Treasury Inflation-Protected Securities (TIPS): TIPS are designed to protect your investment from inflation. The U.S. Treasury sells TIPS and annually adjusts their par value to track inflation. This increases the interest payments investors enjoy and ensures your purchasing power isn’t eroded. However, these investments will not necessarily provide capital appreciation, and interest payments will decrease as inflation falls.
Value Stocks: Companies that appear to be trading at a low price relative to their fundamentals (dividends, earnings, sales, book value, etc.). These companies, often in industries such as the financial and consumer staples sectors, may be less affected by inflation and/or tend to have pricing power.

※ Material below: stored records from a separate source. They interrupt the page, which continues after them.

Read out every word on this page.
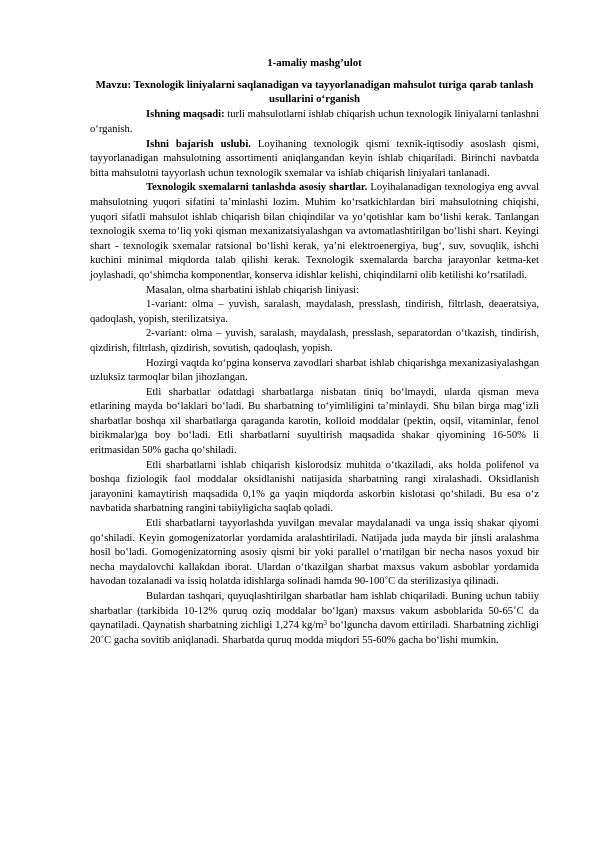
1-amaliy mashg’ulot
Mavzu: Texnologik liniyalarni saqlanadigan va tayyorlanadigan mahsulot turiga qarab tanlash usullarini o‘rganish

Ishning maqsadi: turli mahsulotlarni ishlab chiqarish uchun texnologik liniyalarni tanlashni o‘rganish.

Ishni bajarish uslubi. Loyihaning texnologik qismi texnik-iqtisodiy asoslash qismi, tayyorlanadigan mahsulotning assortimenti aniqlangandan keyin ishlab chiqariladi. Birinchi navbatda bitta mahsulotni tayyorlash uchun texnologik sxemalar va ishlab chiqarish liniyalari tanlanadi.

Texnologik sxemalarni tanlashda asosiy shartlar. Loyihalanadigan texnologiya eng avval mahsulotning yuqori sifatini ta’minlashi lozim. Muhim ko‘rsatkichlardan biri mahsulotning chiqishi, yuqori sifatli mahsulot ishlab chiqarish bilan chiqindilar va yo‘qotishlar kam bo‘lishi kerak. Tanlangan texnologik sxema to‘liq yoki qisman mexanizatsiyalashgan va avtomatlashtirilgan bo‘lishi shart. Keyingi shart - texnologik sxemalar ratsional bo‘lishi kerak, ya’ni elektroenergiya, bug‘, suv, sovuqlik, ishchi kuchini minimal miqdorda talab qilishi kerak. Texnologik sxemalarda barcha jarayonlar ketma-ket joylashadi, qo‘shimcha komponentlar, konserva idishlar kelishi, chiqindilarni olib ketilishi ko‘rsatiladi.

Masalan, olma sharbatini ishlab chiqarish liniyasi:

1-variant: olma – yuvish, saralash, maydalash, presslash, tindirish, filtrlash, deaeratsiya, qadoqlash, yopish, sterilizatsiya.

2-variant: olma – yuvish, saralash, maydalash, presslash, separatordan o‘tkazish, tindirish, qizdirish, filtrlash, qizdirish, sovutish, qadoqlash, yopish.

Hozirgi vaqtda ko‘pgina konserva zavodlari sharbat ishlab chiqarishga mexanizasiyalashgan uzluksiz tarmoqlar bilan jihozlangan.

Etli sharbatlar odatdagi sharbatlarga nisbatan tiniq bo‘lmaydi, ularda qisman meva etlarining mayda bo‘laklari bo‘ladi. Bu sharbatning to‘yimliligini ta’minlaydi. Shu bilan birga mag‘izli sharbatlar boshqa xil sharbatlarga qaraganda karotin, kolloid moddalar (pektin, oqsil, vitaminlar, fenol birikmalar)ga boy bo‘ladi. Etli sharbatlarni suyultirish maqsadida shakar qiyomining 16-50% li eritmasidan 50% gacha qo‘shiladi.

Etli sharbatlarni ishlab chiqarish kislorodsiz muhitda o‘tkaziladi, aks holda polifenol va boshqa fiziologik faol moddalar oksidlanishi natijasida sharbatning rangi xiralashadi. Oksidlanish jarayonini kamaytirish maqsadida 0,1% ga yaqin miqdorda askorbin kislotasi qo‘shiladi. Bu esa o‘z navbatida sharbatning rangini tabiiyligicha saqlab qoladi.

Etli sharbatlarni tayyorlashda yuvilgan mevalar maydalanadi va unga issiq shakar qiyomi qo‘shiladi. Keyin gomogenizatorlar yordamida aralashtiriladi. Natijada juda mayda bir jinsli aralashma hosil bo‘ladi. Gomogenizatorning asosiy qismi bir yoki parallel o‘rnatilgan bir necha nasos yoxud bir necha maydalovchi kallakdan iborat. Ulardan o‘tkazilgan sharbat maxsus vakum asboblar yordamida havodan tozalanadi va issiq holatda idishlarga solinadi hamda 90-100˚C da sterilizasiya qilinadi.

Bulardan tashqari, quyuqlashtirilgan sharbatlar ham ishlab chiqariladi. Buning uchun tabiiy sharbatlar (tarkibida 10-12% quruq oziq moddalar bo‘lgan) maxsus vakum asboblarida 50-65˚C da qaynatiladi. Qaynatish sharbatning zichligi 1,274 $kg/m^3$ bo‘lguncha davom ettiriladi. Sharbatning zichligi 20˚C gacha sovitib aniqlanadi. Sharbatda quruq modda miqdori 55-60% gacha bo‘lishi mumkin.
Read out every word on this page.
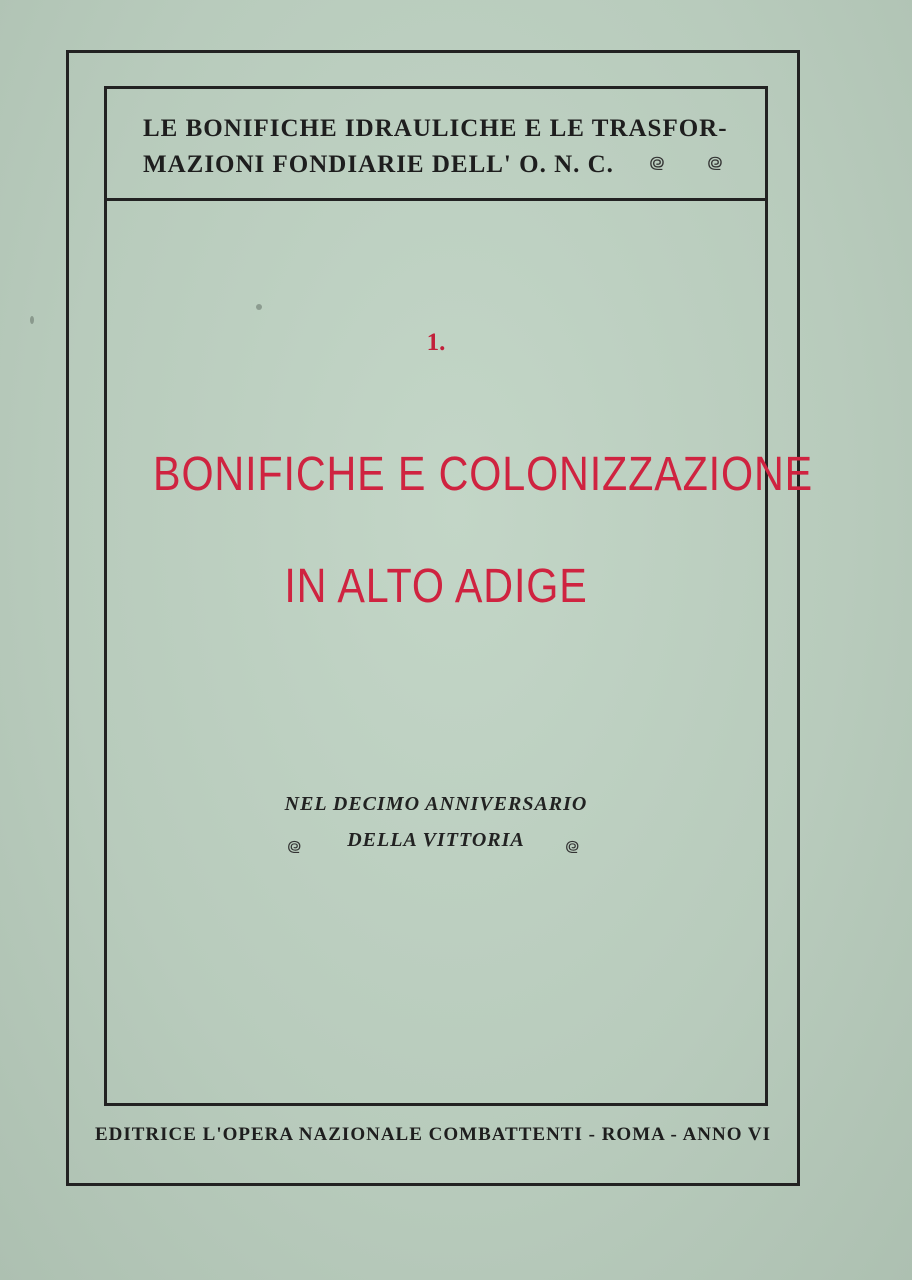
LE BONIFICHE IDRAULICHE E LE TRASFOR-
MAZIONI FONDIARIE DELL' O. N. C. ᪤ ᪤
1.
BONIFICHE E COLONIZZAZIONE
IN ALTO ADIGE
NEL DECIMO ANNIVERSARIO
DELLA VITTORIA
᪤	᪤
EDITRICE L'OPERA NAZIONALE COMBATTENTI - ROMA - ANNO VI
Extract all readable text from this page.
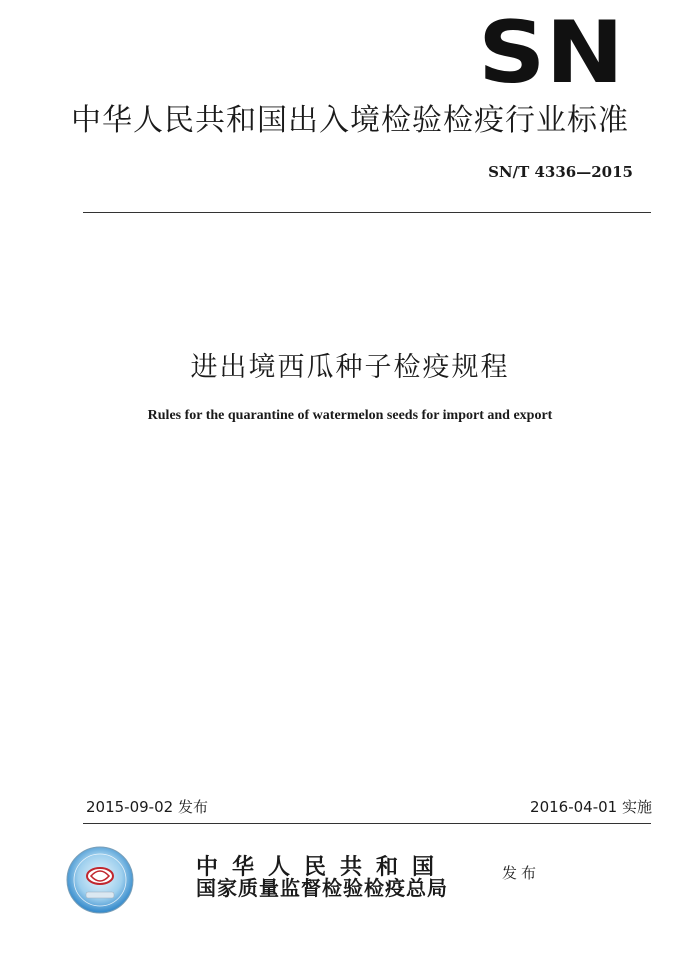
SN
中华人民共和国出入境检验检疫行业标准
SN/T 4336—2015
进出境西瓜种子检疫规程
Rules for the quarantine of watermelon seeds for import and export
2015-09-02 发布	2016-04-01 实施
中华人民共和国
国家质量监督检验检疫总局
发布
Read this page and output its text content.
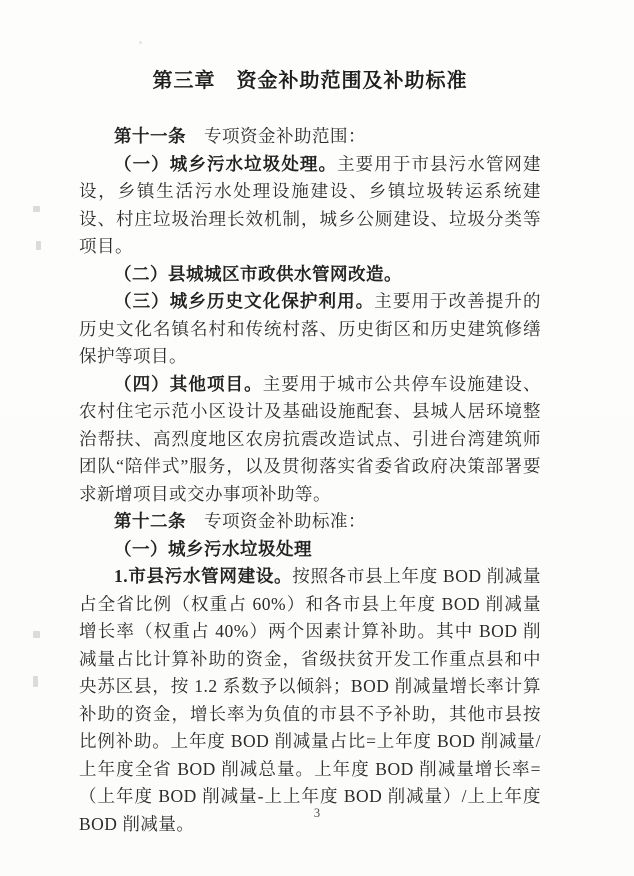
第三章　资金补助范围及补助标准

第十一条　专项资金补助范围：

（一）城乡污水垃圾处理。主要用于市县污水管网建设，乡镇生活污水处理设施建设、乡镇垃圾转运系统建设、村庄垃圾治理长效机制，城乡公厕建设、垃圾分类等项目。

（二）县城城区市政供水管网改造。

（三）城乡历史文化保护利用。主要用于改善提升的历史文化名镇名村和传统村落、历史街区和历史建筑修缮保护等项目。

（四）其他项目。主要用于城市公共停车设施建设、农村住宅示范小区设计及基础设施配套、县城人居环境整治帮扶、高烈度地区农房抗震改造试点、引进台湾建筑师团队“陪伴式”服务，以及贯彻落实省委省政府决策部署要求新增项目或交办事项补助等。

第十二条　专项资金补助标准：

（一）城乡污水垃圾处理

1.市县污水管网建设。按照各市县上年度 BOD 削减量占全省比例（权重占 60%）和各市县上年度 BOD 削减量增长率（权重占 40%）两个因素计算补助。其中 BOD 削减量占比计算补助的资金，省级扶贫开发工作重点县和中央苏区县，按 1.2 系数予以倾斜；BOD 削减量增长率计算补助的资金，增长率为负值的市县不予补助，其他市县按比例补助。上年度 BOD 削减量占比=上年度 BOD 削减量/上年度全省 BOD 削减总量。上年度 BOD 削减量增长率=（上年度 BOD 削减量-上上年度 BOD 削减量）/上上年度 BOD 削减量。

3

Dividend-Paying Stocks: Companies that can pay a hefty dividend, at or near the rate of inflation, help offset the erosion in buying power. There are lists of ‘dividend darlings’ or companies with very high dividend yield. However, on balance, many dividend-paying stocks can be sensitive to interest rate fluctuations and inflation, while some may be forced in time of economic stress to reduce or cut their dividends altogether.
Real Estate: Another tried-and-true inflation hedge is real estate given it’s necessity (which lends itself to the ability to rent it) and scarcity—as the saying goes, “they aren’t making any more of it.” Rates of rental growth generally increase over time as populations increase and supply of new property typically declines in times of high inflation. The scarcity itself helps to drive appreciation of land and developed real estate. Generally speaking, high rates of inflation increase building costs, which drive prices higher for new properties, thus pulling prices of existing properties higher. Lastly, real estate does not typically correlate too closely with bonds or stocks.
Hard Assets – Gold, Silver, Other Metals, Diamonds & Gemstones, Fine art, Collectibles: Gold is heralded as “the inflation hedge”, as it has intrinsic value (never goes to zero), does not corrode like Silver, has many industrial and commercial uses, and has served both as currency and as the underlying value against which currencies have been based for millennia. Silver, Platinum, Palladium and other metals can serve as an inflation hedge and investable asset given they too have industrial and commercial uses. Diamonds and gemstones tend to retain their value and can serve as a means of exchange when currencies or economies collapse and chaos ensues. Fine art and other collectibles (cars, jewelry, antiques, memorabilia, etc.) can be a store of value when inflation eats away at a currency.
Option-Based Strategies, like Hedged Equity: The universe of hedged equity strategies is pretty vast, but in general, hedged equity refers to investment strategies that invest in equity securities and seek to provide some hedge against losses. The objective for investors in time of high inflation, who cannot know when inflation will subside or when the equity markets will begin to price in a recovery, is to remain invested to seek whatever gains they can to offset erosion of purchasing power.
Persistently elevated rates of inflation can be troublesome for nearly any investment, but stocks have held their own versus other asset classes in such scenarios and can be one of the first to rise out of the ashes of an economic downturn.
A hedged equity strategy that provides exposure to a broad index, like the S&P 500, Russell 2000 or EAFE, can help mitigate single stock or sector risk. Then, based on how the hedging is executed, the hedged equity strategy may experience less volatility and overall drawdown risk than the underlying equity index, thereby benefiting the investor through the math behind investment returns.